End user agreement for XC Connect
IMPORTANT: YOU MAY NOT USE THE XCHANGE NETWORK, LLC (“XCHANGE NETWORK”) SOFTWARE TO WHICH THIS LICENSE AGREEMENT IS ATTACHED UNTIL YOU HAVE READ AND AGREED TO THE TERMS OF THIS LICENSE AGREEMENT. IF YOU DO NOT AGREE TO ABIDE BY THE TERMS OF THIS AGREEMENT, PLEASE EXIT THIS PROGRAM AND RETURN THE COMPLETE SOFTWARE PACKAGE TO XCHANGE NETWORK. IF YOU AGREE TO THE TERMS OF THIS AGREEMENT, DO SO BY CLICKING ON THE APPROPRIATE STATEMENT AT THE END OF THIS AGREEMENT.
1. Grant of License.
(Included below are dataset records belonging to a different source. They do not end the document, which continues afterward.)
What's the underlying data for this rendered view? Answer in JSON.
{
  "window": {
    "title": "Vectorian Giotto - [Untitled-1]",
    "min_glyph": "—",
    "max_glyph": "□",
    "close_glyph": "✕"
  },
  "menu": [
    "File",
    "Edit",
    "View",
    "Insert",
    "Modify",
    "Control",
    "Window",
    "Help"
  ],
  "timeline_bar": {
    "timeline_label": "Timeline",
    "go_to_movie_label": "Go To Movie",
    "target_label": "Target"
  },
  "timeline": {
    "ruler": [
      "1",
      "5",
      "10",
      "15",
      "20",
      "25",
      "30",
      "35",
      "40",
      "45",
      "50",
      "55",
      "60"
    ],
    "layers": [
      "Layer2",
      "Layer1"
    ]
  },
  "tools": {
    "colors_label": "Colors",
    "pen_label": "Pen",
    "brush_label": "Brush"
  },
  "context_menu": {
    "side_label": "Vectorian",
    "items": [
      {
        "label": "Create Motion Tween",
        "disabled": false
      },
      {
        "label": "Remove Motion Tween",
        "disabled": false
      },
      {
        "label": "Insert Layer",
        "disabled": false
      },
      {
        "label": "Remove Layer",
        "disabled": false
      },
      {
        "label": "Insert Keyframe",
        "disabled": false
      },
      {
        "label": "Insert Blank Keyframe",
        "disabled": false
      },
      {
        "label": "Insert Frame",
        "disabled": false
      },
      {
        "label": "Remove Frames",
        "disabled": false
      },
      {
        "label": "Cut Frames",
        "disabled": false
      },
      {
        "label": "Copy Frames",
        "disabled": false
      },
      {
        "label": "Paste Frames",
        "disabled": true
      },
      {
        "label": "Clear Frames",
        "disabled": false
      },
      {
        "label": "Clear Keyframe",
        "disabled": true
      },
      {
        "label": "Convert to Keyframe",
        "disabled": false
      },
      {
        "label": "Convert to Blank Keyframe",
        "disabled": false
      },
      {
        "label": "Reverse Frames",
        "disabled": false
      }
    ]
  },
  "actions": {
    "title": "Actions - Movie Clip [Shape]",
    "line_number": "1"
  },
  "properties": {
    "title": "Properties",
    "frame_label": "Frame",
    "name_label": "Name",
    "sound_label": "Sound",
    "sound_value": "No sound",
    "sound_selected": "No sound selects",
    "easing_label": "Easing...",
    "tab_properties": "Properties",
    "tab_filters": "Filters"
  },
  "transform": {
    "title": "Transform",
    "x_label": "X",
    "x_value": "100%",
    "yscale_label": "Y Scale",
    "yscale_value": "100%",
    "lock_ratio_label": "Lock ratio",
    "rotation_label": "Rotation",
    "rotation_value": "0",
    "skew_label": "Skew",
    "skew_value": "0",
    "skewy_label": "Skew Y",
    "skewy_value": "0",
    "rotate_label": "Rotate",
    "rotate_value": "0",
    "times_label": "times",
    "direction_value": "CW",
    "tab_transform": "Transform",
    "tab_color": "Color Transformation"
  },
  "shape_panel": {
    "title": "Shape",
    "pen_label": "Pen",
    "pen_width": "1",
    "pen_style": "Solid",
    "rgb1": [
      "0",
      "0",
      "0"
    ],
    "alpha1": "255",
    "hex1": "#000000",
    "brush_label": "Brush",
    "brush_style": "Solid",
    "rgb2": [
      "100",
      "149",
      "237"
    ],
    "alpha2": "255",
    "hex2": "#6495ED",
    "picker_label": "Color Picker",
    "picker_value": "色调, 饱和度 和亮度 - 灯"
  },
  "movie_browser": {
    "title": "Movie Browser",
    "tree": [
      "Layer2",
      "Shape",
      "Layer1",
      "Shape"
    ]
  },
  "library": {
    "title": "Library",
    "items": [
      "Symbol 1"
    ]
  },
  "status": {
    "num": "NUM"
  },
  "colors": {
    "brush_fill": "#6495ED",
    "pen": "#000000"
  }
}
Subject to the provisions contained in this License Agreement and in return for payment of all required license fees (the “License Fees”) pursuant to the requirements of a separate agreement with Xchange Network, Xchange Network hereby grants to End User a non-exclusive, non-transferable, perpetual, license to Xchange Network software to which this license is attached (the “Software”). This license permits the End User to install a copy of the Software on the number of computers for which the End User has purchased server licenses. End User acknowledges that it has no right, title or interest in and to the Software, accompanying printed materials, or any copies thereof which the End User is permitted to make and that all such right, title and interest is owned by Xchange Network, LLC. End User may (a) make only one (1) copy of the Software for backup or archival purposes, provided such copy must contain all the original Software’s proprietary notices or (b) transfer the Software to a single hard disk, provided End User keeps the original solely for backup or archival purposes. End User agrees to use reasonable efforts to ensure that persons under End User’s direction and control shall abide by the terms of this Agreement and that, further, if End User becomes aware that the Software is being used in a manner not authorized by this Agreement, End User will immediately notify Xchange Network in writing.
2. Additional Restrictions. End User may not reverse engineer, decompile, disassemble or modify the Software nor attempt to gain knowledge of the source code of the Software in any manner whatsoever, unless End User has license to the source code under separate agreement with Xchange Network. End User will permit Xchange Network to audit End User’s compliance with this Agreement, as Xchange Network deems reasonably necessary. All rights not expressly granted to End User are reserved to Xchange Network.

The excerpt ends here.